Meditations on Healthy Living

Raw-Food-Pyramid 301

 

On Wednesdays: Eat Raw Vegetables, Fruits & Nuts

 

03/02/2016 S-T-R-E-T-C-H-I-N-G – Part II

Isaiah 54:1-4, 5 Sing, O barren woman, you who never bore a child….Enlarge the place of your tent, stretch your tent curtains wide, do not hold back; lengthen your cords, strengthen your stakes. For you will spread out to the right and to the left; your descendants will dispossess nations and settle in their desolate cities. Do not be afraid…For your MAKER is your husband—the LORD ALMIGHTY is HIS name….HE is called the GOD of all the earth. [New International Translation]

Summary

The prophet Isaiah’s prophesy about the future glory of the church in Isaiah 54 came true. In the New Testament books of the Bible, the cords of the church’s tent stretched out to Judea, Samaria and Galilee. Then the tent curtains stretched out to Antioch, Corinth, Philippi, Colossae and the other cities on Paul’s missionary journeys. Today, the cords of the Christian church stretch worldwide. There are Christian churches all around the world.

The natural state of the church (or any member of the “church body”) is not to be stationary, blocked, walled in or cornered. We are to stretch. The church’s strength depends on its ability to S-T-R-E-T-C-H----to reach out----always trusting GOD, always in FAITH, always trusting that HE will “fill the tent” and that HE will provide.

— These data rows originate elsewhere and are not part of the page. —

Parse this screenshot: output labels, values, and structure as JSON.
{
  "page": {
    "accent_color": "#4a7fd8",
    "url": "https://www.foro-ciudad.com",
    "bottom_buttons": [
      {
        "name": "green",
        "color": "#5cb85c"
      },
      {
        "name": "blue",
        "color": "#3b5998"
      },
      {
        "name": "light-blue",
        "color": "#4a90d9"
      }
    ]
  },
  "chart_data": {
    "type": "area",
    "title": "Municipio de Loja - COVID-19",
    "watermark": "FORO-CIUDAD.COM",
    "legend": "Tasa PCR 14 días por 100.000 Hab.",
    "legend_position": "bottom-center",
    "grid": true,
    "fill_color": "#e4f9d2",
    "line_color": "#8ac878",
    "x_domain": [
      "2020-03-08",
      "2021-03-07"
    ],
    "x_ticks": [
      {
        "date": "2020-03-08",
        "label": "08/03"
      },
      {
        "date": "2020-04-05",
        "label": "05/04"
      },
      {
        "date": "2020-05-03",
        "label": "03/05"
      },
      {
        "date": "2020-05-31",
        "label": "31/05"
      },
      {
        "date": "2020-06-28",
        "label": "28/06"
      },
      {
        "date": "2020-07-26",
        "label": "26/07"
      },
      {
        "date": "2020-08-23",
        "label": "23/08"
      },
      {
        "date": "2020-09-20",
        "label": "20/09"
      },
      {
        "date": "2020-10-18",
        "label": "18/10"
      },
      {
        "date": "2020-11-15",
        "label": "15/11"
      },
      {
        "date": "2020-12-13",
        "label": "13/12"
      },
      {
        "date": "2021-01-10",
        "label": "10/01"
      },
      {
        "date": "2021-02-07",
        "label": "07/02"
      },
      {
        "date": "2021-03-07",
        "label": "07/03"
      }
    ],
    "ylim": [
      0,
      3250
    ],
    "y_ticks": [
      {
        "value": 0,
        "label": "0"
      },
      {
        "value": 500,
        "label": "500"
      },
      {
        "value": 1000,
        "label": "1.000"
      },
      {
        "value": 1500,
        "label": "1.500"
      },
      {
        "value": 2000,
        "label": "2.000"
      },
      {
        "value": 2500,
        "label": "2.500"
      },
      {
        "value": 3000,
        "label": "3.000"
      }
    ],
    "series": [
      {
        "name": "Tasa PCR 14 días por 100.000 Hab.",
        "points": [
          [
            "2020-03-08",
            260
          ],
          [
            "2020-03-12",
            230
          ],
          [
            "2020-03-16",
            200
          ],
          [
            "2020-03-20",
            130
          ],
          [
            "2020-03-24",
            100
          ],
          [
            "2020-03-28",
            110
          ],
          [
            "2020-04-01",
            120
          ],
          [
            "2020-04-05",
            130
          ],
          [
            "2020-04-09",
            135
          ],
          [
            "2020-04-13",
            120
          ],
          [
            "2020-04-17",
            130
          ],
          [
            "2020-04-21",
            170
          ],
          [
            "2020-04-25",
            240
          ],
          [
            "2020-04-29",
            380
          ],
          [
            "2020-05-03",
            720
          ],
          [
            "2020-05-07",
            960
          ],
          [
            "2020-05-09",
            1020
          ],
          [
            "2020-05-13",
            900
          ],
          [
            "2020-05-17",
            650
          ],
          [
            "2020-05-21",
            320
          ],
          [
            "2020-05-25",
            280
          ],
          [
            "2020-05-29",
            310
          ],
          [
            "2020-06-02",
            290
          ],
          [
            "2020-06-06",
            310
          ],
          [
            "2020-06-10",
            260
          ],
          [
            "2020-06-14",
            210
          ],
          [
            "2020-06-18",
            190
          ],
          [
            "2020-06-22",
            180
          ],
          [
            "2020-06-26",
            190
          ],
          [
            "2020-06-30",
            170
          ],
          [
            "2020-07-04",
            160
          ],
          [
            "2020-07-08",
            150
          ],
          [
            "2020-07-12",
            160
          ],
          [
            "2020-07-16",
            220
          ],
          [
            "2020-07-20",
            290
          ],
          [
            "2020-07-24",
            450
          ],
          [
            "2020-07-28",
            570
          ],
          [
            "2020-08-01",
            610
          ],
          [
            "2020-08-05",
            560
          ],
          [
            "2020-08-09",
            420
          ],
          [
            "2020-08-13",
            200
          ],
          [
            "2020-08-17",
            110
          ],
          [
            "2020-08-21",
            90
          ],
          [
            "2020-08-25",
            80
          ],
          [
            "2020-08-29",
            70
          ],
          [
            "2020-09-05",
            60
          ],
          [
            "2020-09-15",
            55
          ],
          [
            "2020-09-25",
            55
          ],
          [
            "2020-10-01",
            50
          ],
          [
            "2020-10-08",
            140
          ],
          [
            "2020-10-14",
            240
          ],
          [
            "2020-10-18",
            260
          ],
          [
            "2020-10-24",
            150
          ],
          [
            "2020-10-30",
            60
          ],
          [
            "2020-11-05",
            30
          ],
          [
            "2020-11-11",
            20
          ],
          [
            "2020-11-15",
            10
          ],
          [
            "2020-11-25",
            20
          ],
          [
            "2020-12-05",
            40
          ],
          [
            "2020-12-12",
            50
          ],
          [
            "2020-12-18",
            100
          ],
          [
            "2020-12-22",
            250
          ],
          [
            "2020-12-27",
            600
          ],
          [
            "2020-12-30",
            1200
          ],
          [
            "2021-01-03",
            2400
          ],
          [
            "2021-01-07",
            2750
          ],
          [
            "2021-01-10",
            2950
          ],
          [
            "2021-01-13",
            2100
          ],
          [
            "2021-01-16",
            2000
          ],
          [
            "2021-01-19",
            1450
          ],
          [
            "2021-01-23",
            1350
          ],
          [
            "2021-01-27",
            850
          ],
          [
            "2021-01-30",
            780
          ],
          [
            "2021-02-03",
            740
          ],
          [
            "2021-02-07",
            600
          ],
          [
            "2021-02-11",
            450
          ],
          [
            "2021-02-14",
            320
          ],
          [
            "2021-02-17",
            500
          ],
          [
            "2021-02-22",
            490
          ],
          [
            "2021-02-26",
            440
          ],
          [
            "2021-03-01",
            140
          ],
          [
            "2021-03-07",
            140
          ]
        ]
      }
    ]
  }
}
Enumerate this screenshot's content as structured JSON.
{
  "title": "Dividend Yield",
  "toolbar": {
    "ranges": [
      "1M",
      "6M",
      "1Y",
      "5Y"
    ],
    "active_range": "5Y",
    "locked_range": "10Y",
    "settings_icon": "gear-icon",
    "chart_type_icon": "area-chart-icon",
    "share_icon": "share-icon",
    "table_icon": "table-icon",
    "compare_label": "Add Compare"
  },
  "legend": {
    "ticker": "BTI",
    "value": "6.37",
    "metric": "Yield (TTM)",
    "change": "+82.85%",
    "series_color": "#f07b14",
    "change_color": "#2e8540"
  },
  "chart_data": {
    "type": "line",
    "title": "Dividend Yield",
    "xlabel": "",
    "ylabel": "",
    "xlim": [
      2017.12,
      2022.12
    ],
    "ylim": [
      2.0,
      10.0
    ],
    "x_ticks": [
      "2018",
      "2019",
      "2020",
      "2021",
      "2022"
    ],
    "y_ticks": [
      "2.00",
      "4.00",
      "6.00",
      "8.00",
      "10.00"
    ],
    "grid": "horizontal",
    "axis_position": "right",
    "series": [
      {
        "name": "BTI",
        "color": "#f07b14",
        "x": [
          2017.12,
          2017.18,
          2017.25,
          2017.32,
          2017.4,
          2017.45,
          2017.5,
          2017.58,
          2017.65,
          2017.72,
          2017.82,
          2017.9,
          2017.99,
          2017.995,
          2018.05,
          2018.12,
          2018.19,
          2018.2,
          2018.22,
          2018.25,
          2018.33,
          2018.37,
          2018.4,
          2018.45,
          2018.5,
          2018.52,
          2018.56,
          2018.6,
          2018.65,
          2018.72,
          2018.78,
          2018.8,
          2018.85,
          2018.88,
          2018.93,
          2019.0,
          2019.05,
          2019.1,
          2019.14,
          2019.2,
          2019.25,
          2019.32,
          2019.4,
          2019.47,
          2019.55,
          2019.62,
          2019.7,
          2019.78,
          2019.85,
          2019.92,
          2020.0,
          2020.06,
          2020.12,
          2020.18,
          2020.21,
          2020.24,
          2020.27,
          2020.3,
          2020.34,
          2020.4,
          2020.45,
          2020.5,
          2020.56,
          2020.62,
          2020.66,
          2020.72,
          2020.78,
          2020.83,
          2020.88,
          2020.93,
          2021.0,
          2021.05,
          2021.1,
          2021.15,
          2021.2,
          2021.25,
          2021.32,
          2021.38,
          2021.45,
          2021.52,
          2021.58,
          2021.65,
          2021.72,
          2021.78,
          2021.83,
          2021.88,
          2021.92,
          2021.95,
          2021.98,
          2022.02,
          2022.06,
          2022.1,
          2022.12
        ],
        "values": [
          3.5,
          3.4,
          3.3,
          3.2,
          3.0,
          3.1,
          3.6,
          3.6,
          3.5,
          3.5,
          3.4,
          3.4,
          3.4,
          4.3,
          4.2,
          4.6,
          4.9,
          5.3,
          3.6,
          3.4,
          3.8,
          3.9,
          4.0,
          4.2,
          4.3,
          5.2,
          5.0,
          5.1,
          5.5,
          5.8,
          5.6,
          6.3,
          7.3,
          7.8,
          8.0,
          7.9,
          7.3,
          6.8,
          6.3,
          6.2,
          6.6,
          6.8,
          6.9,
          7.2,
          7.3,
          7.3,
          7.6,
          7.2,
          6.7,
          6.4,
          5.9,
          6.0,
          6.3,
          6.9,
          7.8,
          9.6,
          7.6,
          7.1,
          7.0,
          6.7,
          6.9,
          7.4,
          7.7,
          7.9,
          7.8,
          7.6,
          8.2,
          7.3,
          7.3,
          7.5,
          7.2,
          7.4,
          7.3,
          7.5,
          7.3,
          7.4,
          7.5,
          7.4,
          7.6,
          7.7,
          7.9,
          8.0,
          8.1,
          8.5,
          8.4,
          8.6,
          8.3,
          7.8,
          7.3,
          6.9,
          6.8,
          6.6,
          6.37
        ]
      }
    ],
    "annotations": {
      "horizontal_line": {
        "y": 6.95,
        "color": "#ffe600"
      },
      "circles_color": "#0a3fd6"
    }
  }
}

STRETCHING – AFTER A WARM-UP

Regular stretching after a warm-up has a number of benefits:

  1. Regular stretching increases flexibility, which makes daily tasks easier;
  2. Regular stretching increases range of motion of your joints, which helps your mobility;
  3. Regular stretching improves circulation;
  4. Regular stretching promotes improved posture;
  5. Regular stretching relieves stress and relaxes muscles; and
  6. Regular stretching helps to prevent injuries, especially if your joints are tight.

See, “Flexibility: Stretch Your Way To Better Health,” www.mayoclinic.org.

Try to target major muscle groups or specific parts of the body: calves, hips, lower back, upper back, shoulders, oblique’s (side of body); trapezius (large muscle in the upper and lower back, triceps (back of upper arm); biceps (front of upper arm), etc.). You can work on a specific muscle group every day or work on several muscle groups a day. Or, you can target upper body flexibility exercises one day and then lower body flexibility exercises the next day. Just remember to try to achieve a total body stretch workout.